Title: DNS Filter - high latency when using upstream resolvers
Description:
When using the DNS filter's upstream resolvers there's an additional ~5sec latency with resolves.
Using host and dig don't appear to be affected, but when performing a HTTP request where the requests first performs a DNS lookup, I'm noticing a consistent 5sec additional latency. The latency isn't there if I define a static domain for Envoy to return.
Performing a tcpdump it appears that there's two upstream DNS requests. Both requests that envoy forwards to upstream return a successful resolve. The first response for some reason doesn't get picked up by the client, where a second request is then made which the client appears to successfully pick up. After the second resolve, the HTTP clients then continue with the requests now that it has an IP to use. The time between the first and second DNS request is where I'm seeing the additional latency.
Repro steps:
curl, wget or even a python requests against a non-static entry so that the upstream resolver is used.Config:
https://gist.github.com/skiptomyliu/0ae0959d5f2d6b6c225b393ed145fb73
@abaptiste do you mind taking a look at this?

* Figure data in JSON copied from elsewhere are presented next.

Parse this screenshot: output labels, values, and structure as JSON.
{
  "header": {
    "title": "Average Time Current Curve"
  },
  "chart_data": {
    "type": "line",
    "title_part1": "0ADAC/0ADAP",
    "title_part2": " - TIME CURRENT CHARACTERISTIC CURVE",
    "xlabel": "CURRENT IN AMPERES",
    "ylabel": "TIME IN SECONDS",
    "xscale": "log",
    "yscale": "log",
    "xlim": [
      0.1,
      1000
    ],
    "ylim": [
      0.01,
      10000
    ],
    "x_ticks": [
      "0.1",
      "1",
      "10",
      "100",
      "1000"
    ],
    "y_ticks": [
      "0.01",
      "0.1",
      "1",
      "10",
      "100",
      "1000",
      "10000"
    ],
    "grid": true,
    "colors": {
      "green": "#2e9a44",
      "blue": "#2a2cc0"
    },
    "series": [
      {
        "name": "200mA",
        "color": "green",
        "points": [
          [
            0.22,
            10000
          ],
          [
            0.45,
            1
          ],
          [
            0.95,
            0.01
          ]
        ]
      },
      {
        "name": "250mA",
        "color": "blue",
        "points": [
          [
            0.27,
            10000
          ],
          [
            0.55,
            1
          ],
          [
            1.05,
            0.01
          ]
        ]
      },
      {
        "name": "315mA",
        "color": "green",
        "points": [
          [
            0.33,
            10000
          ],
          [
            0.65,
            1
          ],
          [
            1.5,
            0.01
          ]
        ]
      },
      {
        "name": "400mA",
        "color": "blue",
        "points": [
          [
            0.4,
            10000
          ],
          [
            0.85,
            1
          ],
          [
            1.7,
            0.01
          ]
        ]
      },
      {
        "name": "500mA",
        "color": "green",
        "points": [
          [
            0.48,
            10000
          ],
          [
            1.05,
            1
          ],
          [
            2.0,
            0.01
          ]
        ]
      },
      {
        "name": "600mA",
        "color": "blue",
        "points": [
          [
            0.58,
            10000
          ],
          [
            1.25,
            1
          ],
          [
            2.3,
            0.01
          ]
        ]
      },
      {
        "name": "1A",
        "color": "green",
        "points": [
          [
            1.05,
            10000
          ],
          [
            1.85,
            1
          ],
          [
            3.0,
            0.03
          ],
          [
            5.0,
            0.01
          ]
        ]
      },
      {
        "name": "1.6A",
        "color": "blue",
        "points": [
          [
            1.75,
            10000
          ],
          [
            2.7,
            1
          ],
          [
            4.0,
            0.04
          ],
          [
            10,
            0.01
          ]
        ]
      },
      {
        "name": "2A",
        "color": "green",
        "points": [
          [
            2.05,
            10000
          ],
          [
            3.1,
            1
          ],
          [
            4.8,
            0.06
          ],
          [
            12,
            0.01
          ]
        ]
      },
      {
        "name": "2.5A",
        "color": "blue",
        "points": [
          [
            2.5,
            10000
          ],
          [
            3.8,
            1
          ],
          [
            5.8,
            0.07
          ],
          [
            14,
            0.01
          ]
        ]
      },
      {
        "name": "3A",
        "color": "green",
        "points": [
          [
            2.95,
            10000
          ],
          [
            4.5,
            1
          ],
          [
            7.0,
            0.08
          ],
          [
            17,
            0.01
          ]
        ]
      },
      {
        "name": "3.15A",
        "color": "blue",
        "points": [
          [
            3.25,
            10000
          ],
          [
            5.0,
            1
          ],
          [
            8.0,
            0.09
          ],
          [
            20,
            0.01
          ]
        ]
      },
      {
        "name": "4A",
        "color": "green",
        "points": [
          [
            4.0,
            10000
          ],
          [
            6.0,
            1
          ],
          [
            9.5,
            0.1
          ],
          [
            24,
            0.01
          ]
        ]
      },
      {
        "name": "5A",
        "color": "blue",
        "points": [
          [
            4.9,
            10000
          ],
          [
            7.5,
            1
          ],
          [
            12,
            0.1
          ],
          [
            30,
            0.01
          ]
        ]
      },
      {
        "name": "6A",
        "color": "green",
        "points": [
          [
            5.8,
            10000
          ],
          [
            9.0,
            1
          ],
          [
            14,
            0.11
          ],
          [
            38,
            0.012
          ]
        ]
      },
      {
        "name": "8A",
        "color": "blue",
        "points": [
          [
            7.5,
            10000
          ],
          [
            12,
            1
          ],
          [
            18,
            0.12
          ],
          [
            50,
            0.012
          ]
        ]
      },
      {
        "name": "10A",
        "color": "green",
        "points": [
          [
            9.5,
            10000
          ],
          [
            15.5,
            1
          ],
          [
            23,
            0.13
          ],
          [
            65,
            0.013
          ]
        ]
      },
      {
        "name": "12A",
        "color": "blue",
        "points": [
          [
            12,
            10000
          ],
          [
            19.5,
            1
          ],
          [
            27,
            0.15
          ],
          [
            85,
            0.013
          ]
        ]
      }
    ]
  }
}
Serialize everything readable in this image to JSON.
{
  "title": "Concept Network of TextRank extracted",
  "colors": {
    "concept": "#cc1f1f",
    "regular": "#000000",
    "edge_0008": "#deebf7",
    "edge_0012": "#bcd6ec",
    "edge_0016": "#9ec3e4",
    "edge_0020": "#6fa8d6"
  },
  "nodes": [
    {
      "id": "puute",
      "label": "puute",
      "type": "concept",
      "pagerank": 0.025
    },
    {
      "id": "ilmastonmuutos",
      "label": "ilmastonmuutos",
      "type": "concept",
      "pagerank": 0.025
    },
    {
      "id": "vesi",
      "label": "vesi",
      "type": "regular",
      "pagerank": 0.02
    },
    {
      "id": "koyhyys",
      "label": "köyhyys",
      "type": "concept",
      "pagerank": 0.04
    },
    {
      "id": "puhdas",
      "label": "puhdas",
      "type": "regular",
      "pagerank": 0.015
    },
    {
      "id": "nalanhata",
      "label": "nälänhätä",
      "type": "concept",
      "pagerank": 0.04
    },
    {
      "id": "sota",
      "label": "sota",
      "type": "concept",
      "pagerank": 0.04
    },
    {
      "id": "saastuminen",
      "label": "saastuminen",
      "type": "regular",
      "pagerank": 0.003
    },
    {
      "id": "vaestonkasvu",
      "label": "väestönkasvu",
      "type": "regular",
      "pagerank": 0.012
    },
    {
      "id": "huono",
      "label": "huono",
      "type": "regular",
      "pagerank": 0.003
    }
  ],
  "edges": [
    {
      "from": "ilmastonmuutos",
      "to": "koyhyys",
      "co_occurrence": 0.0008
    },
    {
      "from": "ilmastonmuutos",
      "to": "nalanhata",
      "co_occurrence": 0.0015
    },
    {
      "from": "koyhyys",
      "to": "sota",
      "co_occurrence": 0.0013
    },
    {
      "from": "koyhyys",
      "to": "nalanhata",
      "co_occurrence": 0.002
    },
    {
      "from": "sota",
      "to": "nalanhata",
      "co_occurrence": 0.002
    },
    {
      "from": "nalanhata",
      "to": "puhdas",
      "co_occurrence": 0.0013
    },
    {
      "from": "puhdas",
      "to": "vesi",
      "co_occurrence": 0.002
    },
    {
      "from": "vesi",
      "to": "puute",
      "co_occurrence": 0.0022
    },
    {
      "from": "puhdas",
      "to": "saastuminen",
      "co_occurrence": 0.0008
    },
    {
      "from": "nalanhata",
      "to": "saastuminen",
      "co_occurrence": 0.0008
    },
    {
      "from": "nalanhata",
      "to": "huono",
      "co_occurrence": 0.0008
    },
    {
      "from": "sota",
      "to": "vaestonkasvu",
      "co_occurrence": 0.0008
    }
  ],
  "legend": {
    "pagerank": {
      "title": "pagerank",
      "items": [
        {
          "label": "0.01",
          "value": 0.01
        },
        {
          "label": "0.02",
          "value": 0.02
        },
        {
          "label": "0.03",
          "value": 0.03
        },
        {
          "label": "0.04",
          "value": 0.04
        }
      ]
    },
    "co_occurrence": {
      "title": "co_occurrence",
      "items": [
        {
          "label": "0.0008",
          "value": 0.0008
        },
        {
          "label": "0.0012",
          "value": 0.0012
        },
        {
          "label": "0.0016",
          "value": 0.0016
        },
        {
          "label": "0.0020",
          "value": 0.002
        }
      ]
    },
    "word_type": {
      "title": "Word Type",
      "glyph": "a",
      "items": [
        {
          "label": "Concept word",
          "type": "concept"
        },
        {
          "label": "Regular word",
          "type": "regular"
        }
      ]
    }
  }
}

I am able to reproduce the delay. Using dig or any tool (python3-dnspython) to interact with the filter directly does not show the issue.
Let me dig into this a bit and I'll let you know what I find out.
/assign abaptiste
It turns out that the client is sending 2 queries with two different Query ID's. When the response for the first query is being generated it is erroneously using the ID for the second query. The client waits until the ID in the response matches the ID of the query.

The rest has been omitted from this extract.